PIPA had done a similar survey two years ago in 2006. The survey’s findings were released by the UN to mark the International Victims of Torture Day on Thursday and also the 60th anniversary of the UN General Assembly’s adoption of the Universal Declaration of Human Rights, which states, “No one shall be subjected to torture.”

The percentage of Indians supporting torture tactics against terror suspects has grown by 27 percent since the last poll. Unlike the 59 percent this year, only 32 percent had said yes to torture against terrorists in 2006.

Interestingly, there has been an increase in the numbers of those who support a total ban on torture by the state since 2006, according to the findings of the two surveys.

Apart from India, respondents in only four other countries (including Nigeria, Turkey, Thailand and South Korea) have similarly supported the state’s usage of torture against terror suspects. 14 countries -- including the US, Spain, Great Britain, France, Mexico and China -- have largely rejected this option.

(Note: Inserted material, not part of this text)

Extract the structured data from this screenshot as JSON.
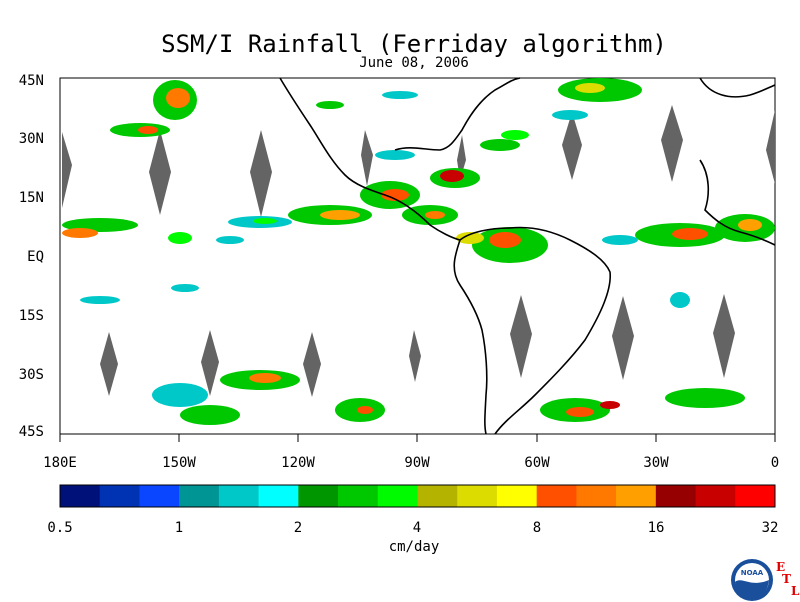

The greater tolerance to torture of the Indians, said counter-terror and legal experts, indicated the popular frustration at the ceaseless terror attacks in the country since 2006 and the failure of the enforcement agencies to thwart them.

A senior central intelligence officer pointed out that the increase in those supporting torture against terror suspects since 2006 could be because no less than “seven major terror attacks” battered in India, outside Kashmir.